In quest’occasione Magistretti dimostra quindi di sganciarsi dai principi dell’architettura moderna, di cui fino allora era stato uno dei maggiori esponenti, fondando sostanzialmente quella che verrà definita l’architettura postmoderna, nella quale viene dedicata maggiore attenzione agli aspetti abitativi e funzionali delle opere, insieme a un loro inserimento armonico nel paesaggio circostante.

Non è un caso che, grazie proprio all’attenzione posta riguardo l’abitabilità delle case, Magistretti compie un deciso passo nel mondo del design e nella produzione di oggetti di arredamento che gli permetteranno di vincere per tre volte il Compasso d’Oro, uno dei più prestigiosi riconoscimenti in questo ambito, grazie ad altrettanti oggetti iconici: rispettivamente nel 1967 con la lampada Eclisse e nel 1979 sia per la lampada Atollo che per la poltrona-divano Maralunga.

Il credo che Magistretti imprime agli oggetti di sua ideazione è basato sul concetto della semplicità, che lui stesso definiva come “la cosa più complicata del mondo”.

Un pensiero che è stato tradotto nel 2011 nella mostra postuma organizzata dalla Fondazione Magistretti “Progetti al telefono”, il cui titolo può essere spiegato con le seguenti parole del diretto interessato in una delle tante dichiarazioni rilasciate nella sua vita: “A me piace il concept design, quello talmente chiaro che si può anche non disegnare.

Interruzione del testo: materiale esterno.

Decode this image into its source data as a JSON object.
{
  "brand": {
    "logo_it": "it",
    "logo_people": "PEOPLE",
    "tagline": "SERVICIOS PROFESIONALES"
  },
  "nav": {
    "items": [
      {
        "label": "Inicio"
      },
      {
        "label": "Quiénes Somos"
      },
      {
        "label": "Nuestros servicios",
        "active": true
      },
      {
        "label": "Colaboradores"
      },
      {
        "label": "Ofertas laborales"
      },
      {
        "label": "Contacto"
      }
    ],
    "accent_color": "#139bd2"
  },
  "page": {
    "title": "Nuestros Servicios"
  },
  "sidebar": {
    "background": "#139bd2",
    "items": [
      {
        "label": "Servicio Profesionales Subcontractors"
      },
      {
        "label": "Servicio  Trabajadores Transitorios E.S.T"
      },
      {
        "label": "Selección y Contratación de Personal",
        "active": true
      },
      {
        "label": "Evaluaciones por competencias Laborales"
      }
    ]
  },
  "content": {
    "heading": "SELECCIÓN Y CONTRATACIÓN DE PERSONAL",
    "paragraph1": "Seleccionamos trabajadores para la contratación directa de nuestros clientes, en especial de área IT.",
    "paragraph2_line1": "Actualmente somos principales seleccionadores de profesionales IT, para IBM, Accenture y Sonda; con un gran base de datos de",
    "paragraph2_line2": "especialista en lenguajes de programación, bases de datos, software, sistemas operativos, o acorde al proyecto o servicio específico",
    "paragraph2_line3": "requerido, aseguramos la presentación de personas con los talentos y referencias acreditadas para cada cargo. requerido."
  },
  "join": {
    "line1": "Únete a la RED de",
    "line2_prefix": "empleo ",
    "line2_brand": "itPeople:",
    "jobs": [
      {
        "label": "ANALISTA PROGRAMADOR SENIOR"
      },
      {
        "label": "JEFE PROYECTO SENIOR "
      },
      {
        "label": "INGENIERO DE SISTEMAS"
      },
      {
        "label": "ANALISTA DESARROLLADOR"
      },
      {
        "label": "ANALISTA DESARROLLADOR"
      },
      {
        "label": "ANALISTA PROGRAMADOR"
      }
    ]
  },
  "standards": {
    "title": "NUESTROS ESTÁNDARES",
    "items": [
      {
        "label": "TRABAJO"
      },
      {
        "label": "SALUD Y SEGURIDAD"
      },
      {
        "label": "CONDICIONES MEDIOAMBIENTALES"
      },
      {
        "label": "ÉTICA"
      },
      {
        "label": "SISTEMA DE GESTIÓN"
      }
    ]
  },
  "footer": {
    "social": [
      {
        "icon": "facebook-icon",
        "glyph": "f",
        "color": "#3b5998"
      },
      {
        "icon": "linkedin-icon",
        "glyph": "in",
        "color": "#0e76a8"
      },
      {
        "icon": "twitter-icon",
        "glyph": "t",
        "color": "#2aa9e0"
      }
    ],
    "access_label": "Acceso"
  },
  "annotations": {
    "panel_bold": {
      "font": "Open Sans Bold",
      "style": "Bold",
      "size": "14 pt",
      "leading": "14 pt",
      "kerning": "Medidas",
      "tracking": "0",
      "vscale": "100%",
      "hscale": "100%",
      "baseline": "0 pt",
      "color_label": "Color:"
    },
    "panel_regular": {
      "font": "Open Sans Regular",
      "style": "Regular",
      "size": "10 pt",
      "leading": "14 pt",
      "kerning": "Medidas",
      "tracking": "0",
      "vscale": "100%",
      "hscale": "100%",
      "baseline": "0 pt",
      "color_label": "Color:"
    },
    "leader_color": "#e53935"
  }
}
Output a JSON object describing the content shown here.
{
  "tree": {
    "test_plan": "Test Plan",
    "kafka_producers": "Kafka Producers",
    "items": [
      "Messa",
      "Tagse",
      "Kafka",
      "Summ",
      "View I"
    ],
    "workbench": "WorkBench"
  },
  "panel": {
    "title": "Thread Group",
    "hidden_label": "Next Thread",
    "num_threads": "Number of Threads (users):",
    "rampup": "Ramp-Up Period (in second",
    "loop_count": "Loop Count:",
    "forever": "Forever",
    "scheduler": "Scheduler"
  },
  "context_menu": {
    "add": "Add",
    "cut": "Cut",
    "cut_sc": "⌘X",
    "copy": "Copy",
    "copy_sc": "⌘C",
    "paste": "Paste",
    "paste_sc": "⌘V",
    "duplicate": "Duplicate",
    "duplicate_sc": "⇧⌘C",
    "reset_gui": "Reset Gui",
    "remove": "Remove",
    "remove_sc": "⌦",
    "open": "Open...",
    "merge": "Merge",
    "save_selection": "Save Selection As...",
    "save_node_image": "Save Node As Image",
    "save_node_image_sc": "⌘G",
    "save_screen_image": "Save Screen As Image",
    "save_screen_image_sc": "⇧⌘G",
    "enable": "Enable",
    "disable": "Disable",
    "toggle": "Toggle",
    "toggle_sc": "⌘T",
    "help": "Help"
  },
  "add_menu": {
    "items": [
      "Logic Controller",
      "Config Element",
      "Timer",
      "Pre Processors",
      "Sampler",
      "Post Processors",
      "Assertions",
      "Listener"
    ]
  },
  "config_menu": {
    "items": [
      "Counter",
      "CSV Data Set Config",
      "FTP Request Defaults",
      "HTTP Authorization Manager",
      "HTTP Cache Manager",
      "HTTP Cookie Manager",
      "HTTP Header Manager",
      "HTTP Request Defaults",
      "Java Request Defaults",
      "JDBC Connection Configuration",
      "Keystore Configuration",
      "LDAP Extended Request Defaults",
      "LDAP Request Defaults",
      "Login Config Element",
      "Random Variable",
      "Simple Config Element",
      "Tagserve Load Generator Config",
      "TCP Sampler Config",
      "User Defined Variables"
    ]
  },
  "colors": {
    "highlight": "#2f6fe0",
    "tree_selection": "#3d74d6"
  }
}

Infatti molti dei miei progetti li ho trasmessi al telefono”.

Insomma, si può dire che Vico Magistretti si è distinto nella sua carriera per essere stato il primo designer che non disegnava, talmente era chiara la sua parola che riusciva a descrivere perfettamente ciò che aveva in mente.

Dopo una vita passata con la matita e la cornetta del telefono in mano per ideare altri oggetti di arredamento in grado di rappresentare la perfetta sintesi tra classico e moderno, non tralasciando però la professione di architetto a livello internazionale, Magistretti si spense nella sua Milano a 85 anni nel 2006.

Prima della sua morte, tuttavia, è riuscito ad assistere ad ulteriori riconoscimenti che gli sono stati tributati a livello mondiale. Nel 1995, infatti, gli viene conferito il Compasso d’Oro alla carriera, mentre il Salone del Mobile organizza nel 1997 la prima mostra in suo onore insieme a quella del maestro Gio Ponti. Nel 2003 è invece il turno del Palazzo Ducale di Genova ad inaugurare l’esposizione “Vico Magistretti. Il design dagli anni Cinquanta a oggi”.

Infine, l’architetto e designer può vantare la presenza delle sue più celebri opere di design tra le collezioni permanenti del Museum of Modern Art di New York.